Cgil nei guai
Anche Boeri, l’economista osannato dalla sinistra, demolisce i referendum di Landini: scritti male e dannosi
Dopo la Cisl e mezzo Pd anche l'ex presidente dell'Inps va all'attacco dei quesiti targati Cgil: "Paradossalmente comportano cambiamenti opposti a quelli che hanno in mente i proponenti"
Non c’è pace per Maurizio Landini, accerchiato da ogni parte. Dopo la leader della Cisl e mezza opposizione arriva il ‘no grazie’ perfino del compagno Tito Boeri. L’economista più amato dall a sinistra, demolisce i referendum sul lavoro della Cgil. Anche lui come metà Pd va all’attacco dei tre quesiti proposti dal primo sindacato italiano. L’unico che si salva per l’ex presidente dell’Inps è quello sulla cittadinanza. Gli altri tre sono “mal posti”, “scritti male” e “paradossalmente comportano cambiamenti opposti a quelli che hanno in mente i proponenti”.
Referendum, Boeri all’attacco: scritti male e inutili
Con il referendum dell’8 e 9 giugno si chiede l’abrogazione di alcune norme che riguardano i licenziamenti e la reintroduzione di limiti burocratici nell’utilizzo dei contratti a tempo determinato. L’intento sarebbe anche lodevole, spiega Boeri dalla colonne di Repubblica, ma sono posti male e incomprensibili ai più. “Aumentano l’incertezza sui costi effettivi dei licenziamenti, il che è un male per tutti, lavoratori e imprese. Ripristinano norme con massimali più bassi nell’indennizzo concesso ai dipendenti licenziati senza giusta causa. E lo rendono più costoso per le piccole che per le grandi imprese». Insomma, un disastro.
I quesiti ignorano i cambiamenti demografici
“I quesiti sembrano ignorare completamente i cambiamenti che il calo demografico comporta per il nostro mercato del lavoro. Non siamo più un paese in cui mancano lavori. Ma un paese in cui mancano lavoratori a tutti i livelli. Le imprese infatti faticano sempre di più a trovare lavoratori e quelli che assumono tendono a tenerli. Non a caso, negli ultimi anni – spiega il compagno Boeri – le conversioni di contratti a tempo determinato in contratti a tempo indeterminato sono aumentate. Mentre “la quota di contratti a tempo determinato è scesa dal 17% al 13% negli ultimi tre anni”.

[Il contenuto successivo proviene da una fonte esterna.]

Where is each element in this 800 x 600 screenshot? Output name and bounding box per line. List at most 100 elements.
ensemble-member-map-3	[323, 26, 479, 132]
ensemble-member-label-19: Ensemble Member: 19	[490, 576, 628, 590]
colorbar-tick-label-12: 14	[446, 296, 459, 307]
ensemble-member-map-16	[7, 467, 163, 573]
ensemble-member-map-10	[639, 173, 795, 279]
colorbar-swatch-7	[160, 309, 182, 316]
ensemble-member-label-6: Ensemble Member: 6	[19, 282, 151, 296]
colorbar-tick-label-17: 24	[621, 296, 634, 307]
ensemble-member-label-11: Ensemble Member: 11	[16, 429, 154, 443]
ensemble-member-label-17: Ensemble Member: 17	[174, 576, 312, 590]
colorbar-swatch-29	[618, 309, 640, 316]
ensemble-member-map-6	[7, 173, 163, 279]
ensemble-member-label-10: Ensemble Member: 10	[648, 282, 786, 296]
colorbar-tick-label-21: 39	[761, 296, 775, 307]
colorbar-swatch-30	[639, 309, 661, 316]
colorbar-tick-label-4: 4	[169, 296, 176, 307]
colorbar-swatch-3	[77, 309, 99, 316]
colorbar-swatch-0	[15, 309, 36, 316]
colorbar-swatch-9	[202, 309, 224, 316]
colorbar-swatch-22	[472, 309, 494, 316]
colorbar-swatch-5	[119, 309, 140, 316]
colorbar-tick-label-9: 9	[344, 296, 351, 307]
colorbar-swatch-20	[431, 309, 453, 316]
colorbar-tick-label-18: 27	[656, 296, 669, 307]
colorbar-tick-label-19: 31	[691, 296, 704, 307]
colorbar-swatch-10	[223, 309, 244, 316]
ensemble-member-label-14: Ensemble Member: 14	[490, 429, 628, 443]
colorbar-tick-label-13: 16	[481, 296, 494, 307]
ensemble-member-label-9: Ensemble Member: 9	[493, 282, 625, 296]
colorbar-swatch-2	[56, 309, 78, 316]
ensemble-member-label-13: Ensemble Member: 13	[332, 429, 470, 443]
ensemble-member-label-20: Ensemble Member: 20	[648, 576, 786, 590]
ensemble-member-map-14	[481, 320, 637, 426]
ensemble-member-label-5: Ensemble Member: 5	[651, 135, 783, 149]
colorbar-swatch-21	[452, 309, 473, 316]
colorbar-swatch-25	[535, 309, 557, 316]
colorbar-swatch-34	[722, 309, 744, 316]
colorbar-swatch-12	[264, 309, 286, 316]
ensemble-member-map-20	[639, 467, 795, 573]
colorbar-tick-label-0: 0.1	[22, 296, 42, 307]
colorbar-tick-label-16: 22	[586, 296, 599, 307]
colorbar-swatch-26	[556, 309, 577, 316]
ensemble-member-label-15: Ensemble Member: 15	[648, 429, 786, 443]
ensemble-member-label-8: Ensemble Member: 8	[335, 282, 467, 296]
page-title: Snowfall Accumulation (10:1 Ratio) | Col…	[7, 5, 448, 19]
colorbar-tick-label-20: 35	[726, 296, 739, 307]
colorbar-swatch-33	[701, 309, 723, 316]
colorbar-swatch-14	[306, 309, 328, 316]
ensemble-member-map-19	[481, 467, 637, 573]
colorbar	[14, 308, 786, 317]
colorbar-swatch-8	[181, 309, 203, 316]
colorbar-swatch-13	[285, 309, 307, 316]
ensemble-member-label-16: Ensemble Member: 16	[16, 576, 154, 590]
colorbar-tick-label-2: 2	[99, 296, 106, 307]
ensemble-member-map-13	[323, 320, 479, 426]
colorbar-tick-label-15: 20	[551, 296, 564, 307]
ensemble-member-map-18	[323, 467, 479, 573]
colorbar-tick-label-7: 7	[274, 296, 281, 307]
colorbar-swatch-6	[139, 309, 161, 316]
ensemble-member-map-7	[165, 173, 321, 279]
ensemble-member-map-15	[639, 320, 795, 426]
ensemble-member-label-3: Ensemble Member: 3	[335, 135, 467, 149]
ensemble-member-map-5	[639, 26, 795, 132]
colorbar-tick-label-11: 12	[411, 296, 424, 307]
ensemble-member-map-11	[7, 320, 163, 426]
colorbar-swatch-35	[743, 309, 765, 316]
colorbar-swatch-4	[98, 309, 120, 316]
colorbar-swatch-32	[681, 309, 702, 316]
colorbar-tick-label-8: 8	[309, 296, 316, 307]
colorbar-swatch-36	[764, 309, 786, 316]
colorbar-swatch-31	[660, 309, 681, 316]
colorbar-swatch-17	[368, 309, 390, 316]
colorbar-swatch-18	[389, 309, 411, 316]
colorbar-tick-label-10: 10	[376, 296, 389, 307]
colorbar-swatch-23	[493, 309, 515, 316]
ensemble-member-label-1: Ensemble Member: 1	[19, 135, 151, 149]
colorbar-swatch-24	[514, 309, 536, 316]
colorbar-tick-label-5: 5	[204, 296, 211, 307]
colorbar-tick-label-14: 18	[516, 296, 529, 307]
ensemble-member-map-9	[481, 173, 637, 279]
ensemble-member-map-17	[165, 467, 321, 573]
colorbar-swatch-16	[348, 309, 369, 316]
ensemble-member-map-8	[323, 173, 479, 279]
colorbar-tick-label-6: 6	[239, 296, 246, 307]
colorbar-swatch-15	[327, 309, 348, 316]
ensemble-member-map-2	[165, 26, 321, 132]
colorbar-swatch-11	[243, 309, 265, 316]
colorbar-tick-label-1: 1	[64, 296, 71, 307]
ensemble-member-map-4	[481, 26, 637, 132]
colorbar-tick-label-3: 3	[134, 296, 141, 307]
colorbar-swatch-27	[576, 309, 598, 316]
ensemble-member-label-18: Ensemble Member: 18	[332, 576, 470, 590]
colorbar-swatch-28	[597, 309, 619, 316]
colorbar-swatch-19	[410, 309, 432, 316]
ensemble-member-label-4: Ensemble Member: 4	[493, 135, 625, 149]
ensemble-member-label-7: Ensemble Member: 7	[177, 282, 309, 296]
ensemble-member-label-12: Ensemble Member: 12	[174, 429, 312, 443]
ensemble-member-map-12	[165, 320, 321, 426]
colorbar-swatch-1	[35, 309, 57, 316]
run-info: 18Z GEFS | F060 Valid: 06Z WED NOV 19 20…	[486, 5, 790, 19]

Colpa dei sindacati che fanno politica e mancano nelle aziende
Ma non basta. Anche i licenziamenti sono diminuiti. Certo, rimane il problema di salari, che negli ultimi quattro anni hanno perso quasi il 10% del potere d’acquisto ma questo – aggiunge – non ha nulla a che fare con il precariato, ma – udite udite – con il sindacato. “I lavoratori potrebbero farsi pagare di più se avessero un sindacato capace di imporre ai datori retribuzioni più in linea con il valore di ciò che producono. Questo significa che per garantire salari più alti bisogna rafforzare la presenza del sindacato nelle aziende (più che nelle sedi della politica) e favorire la mobilità dei lavoratori, esattamente l’opposto di ciò che i proponenti dei referendum vorrebbero fare”. Il povero Landini, che ancora sogna il raggiungimento del quorum, è servito. Al Nazareno, intanto, continua la guerra di tutti contro tutti. Con la segretaria Elly Schlein sedotta sulla via della Cgil e mezzo partito pronto all’astensione. Per riformisti dem, molti ex renziani, il Jobs Act non si tocca.